A Bigger Picture
Gratitude This Thanksgiving
Photo by Alora Griffiths on Unsplash
On this Thanksgiving Day are you feeling less thankful than usual because there is so much happening in the news and in your life for which you are decidedly NOT thankful? Could you use a different take on the meaning of gratitude? We’ve found a fresh perspective in this 2024 interview of Diana Butler Bass by Paul Rauschenbusch. Paul is the president of Interfaith Alliance, continuing the tradition of his great grandfather theologian Walter Rauschenbusch, a central leader of the Social Gospel movement in the late 19th and early 20th centuries. Diana is a historian, theologian, writer of The Cottage on Substack, and one of the most trusted public commentators on faith and politics in the U.S. today. This provocative interview centers on her 2018 book Grateful: The Subversive Practice of Giving Thanks.
When Paul asks Diana to explain the subtitle, she replies that gratitude is a spiritual practice that “rearranges how we understand our own lives, and, even further, our place in the world.” She explains that gratitude is more than reciting a list of things that make us happy. Rather, it is “a disposition whereby we understand that all of life is a gift; and that every moment, the good ones and the bad ones, actually hold something for us that can be perceived differently.”

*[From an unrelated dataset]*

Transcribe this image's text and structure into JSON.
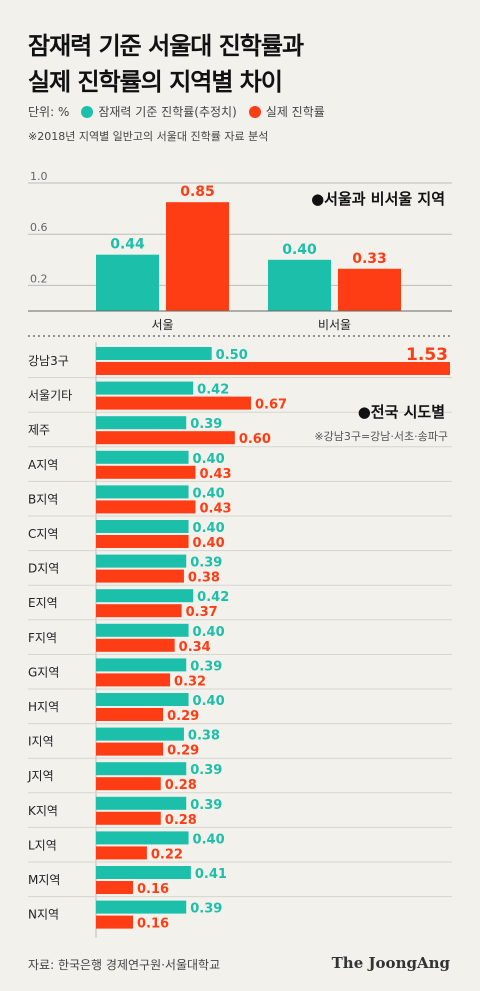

Instead of saying more, we invite you to listen to that conversation on the website of the Interfaith Alliance. In case you’re not one who listens to podcasts as you prepare Thanksgiving dinner, the episode also offers a transcription.
Connections:
This interview between Walter and Diana refers to three prayers / poems of thanksgiving to enrich your day. The first was written by Paul’s great-grandfather, Walter Rauschenbusch. Here it is in updated language.
O God, we thank you for this earth, our home;
For the wide sky and the blessed sun,
For the salt sea and the running water,
For the everlasting hills,
And the never-resting winds,
For trees and the common grass underfoot.

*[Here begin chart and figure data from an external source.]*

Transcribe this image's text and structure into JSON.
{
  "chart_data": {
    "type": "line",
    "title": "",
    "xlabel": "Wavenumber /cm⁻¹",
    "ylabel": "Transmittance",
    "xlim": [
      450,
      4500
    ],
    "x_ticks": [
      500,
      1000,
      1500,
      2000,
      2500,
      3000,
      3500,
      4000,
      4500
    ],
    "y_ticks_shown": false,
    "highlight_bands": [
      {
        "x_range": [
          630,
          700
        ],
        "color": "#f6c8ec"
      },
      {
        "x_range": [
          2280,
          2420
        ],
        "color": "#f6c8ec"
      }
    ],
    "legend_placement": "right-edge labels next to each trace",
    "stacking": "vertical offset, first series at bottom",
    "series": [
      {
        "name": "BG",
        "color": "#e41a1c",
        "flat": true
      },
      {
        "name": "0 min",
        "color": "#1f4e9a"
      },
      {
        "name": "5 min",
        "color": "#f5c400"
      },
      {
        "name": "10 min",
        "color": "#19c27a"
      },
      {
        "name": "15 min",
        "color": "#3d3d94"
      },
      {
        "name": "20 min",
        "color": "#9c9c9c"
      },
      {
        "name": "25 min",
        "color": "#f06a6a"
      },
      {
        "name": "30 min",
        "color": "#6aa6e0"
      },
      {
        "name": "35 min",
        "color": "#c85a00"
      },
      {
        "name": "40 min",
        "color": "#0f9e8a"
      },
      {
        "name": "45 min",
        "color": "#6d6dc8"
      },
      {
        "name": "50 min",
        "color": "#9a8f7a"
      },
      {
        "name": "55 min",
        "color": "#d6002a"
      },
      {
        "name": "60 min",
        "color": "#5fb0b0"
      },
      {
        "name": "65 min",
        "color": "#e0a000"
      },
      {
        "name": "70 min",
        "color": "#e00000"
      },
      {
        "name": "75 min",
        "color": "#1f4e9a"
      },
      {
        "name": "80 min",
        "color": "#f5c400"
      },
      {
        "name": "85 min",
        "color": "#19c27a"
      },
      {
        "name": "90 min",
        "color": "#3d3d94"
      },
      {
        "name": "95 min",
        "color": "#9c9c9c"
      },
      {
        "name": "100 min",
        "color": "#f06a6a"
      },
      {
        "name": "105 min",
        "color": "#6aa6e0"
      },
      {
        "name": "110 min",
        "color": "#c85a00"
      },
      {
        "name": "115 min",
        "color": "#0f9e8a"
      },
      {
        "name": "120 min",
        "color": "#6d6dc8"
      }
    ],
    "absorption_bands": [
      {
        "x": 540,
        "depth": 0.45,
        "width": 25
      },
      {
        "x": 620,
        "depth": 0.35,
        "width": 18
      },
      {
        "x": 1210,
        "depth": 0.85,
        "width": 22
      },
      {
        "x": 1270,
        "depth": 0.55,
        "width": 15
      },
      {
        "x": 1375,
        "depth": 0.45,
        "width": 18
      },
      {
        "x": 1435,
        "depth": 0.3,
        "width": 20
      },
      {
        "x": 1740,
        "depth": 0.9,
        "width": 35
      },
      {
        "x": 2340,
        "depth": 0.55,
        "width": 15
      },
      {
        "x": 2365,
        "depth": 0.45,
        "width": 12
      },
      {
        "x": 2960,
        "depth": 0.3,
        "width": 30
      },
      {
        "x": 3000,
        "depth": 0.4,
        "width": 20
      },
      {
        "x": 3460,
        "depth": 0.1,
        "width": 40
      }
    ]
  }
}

We thank you for our senses
By which we hear the songs of birds
And see the splendor of the summer fields,
And taste of the autumn fruits,
And rejoice in the feel of the snow,
And smell the breath of the spring.
Grant us a heart wide open to all this beauty;
And save our souls from being so blind
That we pass unseeing
When even the common thornbush
Is aflame with your glory,
O God our creator,
Who lives and reigns for ever and ever.
By Walter Rauschenbusch, 19th-20th century theologian
The second is recited by Benedictine brother and interfaith scholar David Steindl-Rast within his Ted Talk on gratitude—Want To Be Happy? Be Grateful.
A third is a thanksgiving prayer by Diana Butler Bass on The Cottage.
Vibrations:
“The Big Picture”
“Every Flower”
Resonance:
Choose one of our offerings—the prayers, the interview, the TED talk, and Noel’s songs—and tell what it means to you on this Thanksgiving Day.
Happy Thanksgiving from Noel and Jeanne




Holding wonderful memories and hopes for the future, we're thankful and content today and thinking of good friends.
Happy, Blessed Thanksgiving, dear Noel and Jeanne.
Richard & Joan
I give thanks for the generosity of your sharing all this on Substack! I pray you have a blessed Thanksgiving!